El hombre nunca es el hombre aisladamente. Es él y sus circunstancias, cierto. Pero la Biblia nos dice que, incluso al margen de circunstancias concretas (o de situaciones experimentales) el mal está arraigado en el propio corazón del hombre, que no sólo hace lo malo, sino que piensa lo malo y siente lo malo a los ojos de Dios, que es Santo.
En el juicio al que todos nosotros seremos sometidos un día no se nos juzgará a nosotros y nuestras circunstancias, sino que se nos evaluará como individuos ante un Dios que exige la santidad y la perfección absolutas, al margen de situaciones particulares, por muy cruel que esto pueda parecernos. No debiera, entonces, sorprendernos tanto descubrir, a través de experimentos conductuales u otros medios, que las personas somos lo que somos en el peor sentido posible de la frase.
En el fondo de nuestros corazones, seguimos contemplando el caso de Caín y de tantos otros como casos puntuales, ajenos, sin un valor aplicable a nosotros de manera personal. No nos identificamos, en definitiva, con el personaje porque no nos consideramos capaces de caer donde él cayó. Creemos sinceramente que nosotros no seríamos capaces de algo así y ni la realidad más cruda, la de todos los días a través de la ventana al mundo que suponen los medios de comunicación, nos hace ver que estamos profundamente equivocados.

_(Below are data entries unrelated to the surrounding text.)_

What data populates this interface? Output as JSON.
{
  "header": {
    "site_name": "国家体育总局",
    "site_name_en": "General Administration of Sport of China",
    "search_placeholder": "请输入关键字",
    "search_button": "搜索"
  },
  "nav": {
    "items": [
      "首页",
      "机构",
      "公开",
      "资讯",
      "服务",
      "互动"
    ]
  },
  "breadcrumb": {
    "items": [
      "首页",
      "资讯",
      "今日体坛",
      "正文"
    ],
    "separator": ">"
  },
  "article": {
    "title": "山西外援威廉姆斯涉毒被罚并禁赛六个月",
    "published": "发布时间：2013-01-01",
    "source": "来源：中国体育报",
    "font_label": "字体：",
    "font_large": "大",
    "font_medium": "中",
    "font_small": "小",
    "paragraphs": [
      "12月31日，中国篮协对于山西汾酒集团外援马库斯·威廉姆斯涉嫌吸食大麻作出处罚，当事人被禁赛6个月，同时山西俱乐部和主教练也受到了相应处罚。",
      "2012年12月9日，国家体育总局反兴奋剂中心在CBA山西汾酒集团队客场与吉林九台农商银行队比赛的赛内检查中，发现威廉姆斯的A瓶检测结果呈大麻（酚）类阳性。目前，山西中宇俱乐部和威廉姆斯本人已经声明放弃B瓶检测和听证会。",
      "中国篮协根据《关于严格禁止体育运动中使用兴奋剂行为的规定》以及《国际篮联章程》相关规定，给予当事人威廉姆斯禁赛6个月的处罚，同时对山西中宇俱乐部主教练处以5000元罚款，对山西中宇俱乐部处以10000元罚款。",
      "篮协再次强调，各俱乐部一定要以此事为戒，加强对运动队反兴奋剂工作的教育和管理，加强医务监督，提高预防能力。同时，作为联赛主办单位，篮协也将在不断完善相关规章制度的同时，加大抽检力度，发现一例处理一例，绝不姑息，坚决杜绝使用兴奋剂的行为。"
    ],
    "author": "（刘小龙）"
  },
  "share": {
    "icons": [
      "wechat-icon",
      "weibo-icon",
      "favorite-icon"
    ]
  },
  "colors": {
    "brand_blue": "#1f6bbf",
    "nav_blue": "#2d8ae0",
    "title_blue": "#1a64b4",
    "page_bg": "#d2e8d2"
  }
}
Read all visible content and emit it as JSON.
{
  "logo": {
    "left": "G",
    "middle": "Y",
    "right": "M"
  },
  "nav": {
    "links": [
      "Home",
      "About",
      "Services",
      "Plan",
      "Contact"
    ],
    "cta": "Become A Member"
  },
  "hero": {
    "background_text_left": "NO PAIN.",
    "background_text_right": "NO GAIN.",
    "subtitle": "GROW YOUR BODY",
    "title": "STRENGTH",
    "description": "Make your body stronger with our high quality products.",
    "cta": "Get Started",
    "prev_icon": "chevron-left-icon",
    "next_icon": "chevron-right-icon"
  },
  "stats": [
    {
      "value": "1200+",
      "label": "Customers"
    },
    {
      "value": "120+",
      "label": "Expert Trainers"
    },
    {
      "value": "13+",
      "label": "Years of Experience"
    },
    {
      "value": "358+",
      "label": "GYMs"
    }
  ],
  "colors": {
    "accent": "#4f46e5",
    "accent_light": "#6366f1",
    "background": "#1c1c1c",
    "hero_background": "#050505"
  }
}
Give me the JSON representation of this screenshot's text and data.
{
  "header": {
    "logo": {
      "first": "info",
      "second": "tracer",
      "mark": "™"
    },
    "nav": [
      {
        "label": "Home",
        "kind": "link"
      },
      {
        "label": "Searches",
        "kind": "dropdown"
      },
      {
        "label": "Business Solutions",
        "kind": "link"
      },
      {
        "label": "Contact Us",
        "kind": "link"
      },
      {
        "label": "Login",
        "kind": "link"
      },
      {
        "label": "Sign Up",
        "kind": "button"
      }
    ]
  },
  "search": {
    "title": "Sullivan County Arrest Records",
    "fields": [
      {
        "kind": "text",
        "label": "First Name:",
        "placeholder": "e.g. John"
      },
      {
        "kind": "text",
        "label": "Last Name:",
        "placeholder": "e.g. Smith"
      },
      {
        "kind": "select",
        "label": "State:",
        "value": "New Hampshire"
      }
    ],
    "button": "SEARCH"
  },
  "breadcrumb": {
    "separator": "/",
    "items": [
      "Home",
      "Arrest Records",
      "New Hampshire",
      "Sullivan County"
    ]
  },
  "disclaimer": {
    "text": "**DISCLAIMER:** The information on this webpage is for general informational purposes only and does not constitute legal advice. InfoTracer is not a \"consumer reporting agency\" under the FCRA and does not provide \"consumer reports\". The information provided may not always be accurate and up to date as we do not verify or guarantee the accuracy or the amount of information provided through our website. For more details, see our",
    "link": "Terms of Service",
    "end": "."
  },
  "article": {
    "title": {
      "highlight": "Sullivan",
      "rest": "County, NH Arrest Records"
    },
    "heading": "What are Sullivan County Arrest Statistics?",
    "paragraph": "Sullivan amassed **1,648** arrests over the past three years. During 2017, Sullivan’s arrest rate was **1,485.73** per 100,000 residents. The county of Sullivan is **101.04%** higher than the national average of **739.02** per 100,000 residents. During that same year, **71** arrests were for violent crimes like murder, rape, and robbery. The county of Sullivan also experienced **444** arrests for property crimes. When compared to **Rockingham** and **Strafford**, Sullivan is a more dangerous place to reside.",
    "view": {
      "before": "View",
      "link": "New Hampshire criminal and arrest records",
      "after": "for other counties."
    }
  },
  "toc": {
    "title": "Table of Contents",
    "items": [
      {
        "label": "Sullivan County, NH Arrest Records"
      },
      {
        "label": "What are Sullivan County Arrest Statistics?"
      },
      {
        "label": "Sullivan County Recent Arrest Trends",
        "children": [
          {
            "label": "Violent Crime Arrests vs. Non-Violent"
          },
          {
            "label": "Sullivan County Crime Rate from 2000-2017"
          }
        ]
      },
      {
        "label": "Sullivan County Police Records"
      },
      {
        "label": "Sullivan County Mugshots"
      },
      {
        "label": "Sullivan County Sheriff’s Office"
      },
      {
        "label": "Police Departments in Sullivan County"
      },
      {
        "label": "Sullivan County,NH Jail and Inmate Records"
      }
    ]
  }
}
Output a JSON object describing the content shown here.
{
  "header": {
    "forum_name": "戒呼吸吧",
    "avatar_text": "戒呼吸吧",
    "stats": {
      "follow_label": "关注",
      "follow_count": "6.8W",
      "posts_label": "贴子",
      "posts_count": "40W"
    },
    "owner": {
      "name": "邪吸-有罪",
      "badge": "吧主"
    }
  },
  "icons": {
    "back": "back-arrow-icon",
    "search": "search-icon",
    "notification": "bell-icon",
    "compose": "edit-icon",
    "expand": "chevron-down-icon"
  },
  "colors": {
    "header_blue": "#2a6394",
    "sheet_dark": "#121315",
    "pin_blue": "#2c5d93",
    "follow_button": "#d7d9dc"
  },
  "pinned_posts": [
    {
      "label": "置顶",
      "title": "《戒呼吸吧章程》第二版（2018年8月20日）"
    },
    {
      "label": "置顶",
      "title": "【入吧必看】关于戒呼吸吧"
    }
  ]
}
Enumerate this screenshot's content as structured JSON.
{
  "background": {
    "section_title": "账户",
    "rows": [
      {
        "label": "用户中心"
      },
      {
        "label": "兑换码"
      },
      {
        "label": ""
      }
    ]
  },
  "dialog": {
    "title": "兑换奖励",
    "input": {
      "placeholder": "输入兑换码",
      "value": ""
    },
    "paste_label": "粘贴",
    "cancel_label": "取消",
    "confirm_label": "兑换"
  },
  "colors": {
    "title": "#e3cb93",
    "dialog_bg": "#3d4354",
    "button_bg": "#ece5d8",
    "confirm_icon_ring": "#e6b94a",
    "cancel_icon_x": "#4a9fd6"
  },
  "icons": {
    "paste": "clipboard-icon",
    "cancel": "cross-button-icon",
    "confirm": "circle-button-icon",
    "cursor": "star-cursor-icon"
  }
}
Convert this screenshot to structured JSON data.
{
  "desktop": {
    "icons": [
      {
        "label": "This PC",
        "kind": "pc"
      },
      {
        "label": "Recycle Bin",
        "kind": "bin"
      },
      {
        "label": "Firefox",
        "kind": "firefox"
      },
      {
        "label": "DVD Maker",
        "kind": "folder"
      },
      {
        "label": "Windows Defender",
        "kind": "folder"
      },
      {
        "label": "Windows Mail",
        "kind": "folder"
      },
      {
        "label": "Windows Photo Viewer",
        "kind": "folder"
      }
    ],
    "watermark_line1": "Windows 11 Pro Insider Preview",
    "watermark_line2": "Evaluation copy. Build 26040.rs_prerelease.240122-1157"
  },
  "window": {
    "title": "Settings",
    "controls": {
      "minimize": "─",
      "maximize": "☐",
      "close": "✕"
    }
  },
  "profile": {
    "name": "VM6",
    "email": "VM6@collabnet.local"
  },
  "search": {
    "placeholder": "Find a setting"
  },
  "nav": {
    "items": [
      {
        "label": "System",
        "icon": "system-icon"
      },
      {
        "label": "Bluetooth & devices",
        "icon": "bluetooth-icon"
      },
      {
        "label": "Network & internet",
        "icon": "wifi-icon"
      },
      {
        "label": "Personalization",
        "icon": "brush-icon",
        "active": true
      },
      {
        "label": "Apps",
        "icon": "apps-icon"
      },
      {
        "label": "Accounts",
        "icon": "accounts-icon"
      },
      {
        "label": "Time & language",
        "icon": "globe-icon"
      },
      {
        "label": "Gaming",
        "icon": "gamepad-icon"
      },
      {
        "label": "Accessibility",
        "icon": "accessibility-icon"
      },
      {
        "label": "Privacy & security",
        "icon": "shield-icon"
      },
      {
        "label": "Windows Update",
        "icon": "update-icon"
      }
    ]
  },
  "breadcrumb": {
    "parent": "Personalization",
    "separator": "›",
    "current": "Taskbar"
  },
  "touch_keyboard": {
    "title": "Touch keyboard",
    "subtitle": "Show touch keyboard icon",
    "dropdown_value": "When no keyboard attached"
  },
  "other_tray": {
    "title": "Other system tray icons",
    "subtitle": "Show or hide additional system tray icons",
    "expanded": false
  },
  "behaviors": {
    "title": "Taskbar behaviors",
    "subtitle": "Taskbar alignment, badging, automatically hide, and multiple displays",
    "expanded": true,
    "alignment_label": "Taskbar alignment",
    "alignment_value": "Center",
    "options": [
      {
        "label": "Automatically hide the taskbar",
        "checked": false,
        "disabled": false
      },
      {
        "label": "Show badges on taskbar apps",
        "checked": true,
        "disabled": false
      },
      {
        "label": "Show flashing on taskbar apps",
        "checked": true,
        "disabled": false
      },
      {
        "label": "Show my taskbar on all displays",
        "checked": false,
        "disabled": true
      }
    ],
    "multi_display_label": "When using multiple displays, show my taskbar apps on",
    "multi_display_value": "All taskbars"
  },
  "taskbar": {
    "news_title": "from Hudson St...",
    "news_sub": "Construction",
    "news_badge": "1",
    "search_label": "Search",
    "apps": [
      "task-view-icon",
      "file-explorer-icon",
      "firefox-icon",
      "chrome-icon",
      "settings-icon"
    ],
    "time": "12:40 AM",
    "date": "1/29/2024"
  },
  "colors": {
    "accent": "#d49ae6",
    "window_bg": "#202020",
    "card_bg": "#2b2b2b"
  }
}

La sucesión de acontecimientos en las horas previas de la crucifixión de Jesús, por poner otro ejemplo de trascendentales consecuencias, ¿no nos pone ante la realidad de que todos, sin excepción, hemos asesinado al Mesías? ¿No fue el pueblo judío de esa época, que gritaba “Crucifícale”, el reflejo perfecto de nuestra sociedad hoy y de cada uno de nosotros en particular cuando rechazamos Su obra salvadora por nosotros? ¿Por los pecados de quién es que fue muerto Cristo, si no los nuestros propios? ¿Cuánto hay de bueno en nosotros que nos hace seguir creyendo, no sólo que no necesitamos de la salvación de nadie, sino que no volvería a repetirse que pediríamos la muerte de un inocente sólo por preservar nuestra ceguera, nuestro orgullo y nuestra necedad?
Ojalá que esos tres elementos, juntos o por separado, no nos distraigan llevándonos sólo a considerar lo puramente anecdótico y sorprendente que estos experimentos muestran, sino que nos lleven a entender una realidad mucho más compleja y amplia que tiene sus raíces en el propio corazón humano y no en las circunstancias que nos rodean.
El mensaje no es nuevo. El mal en el corazón del hombre tampoco.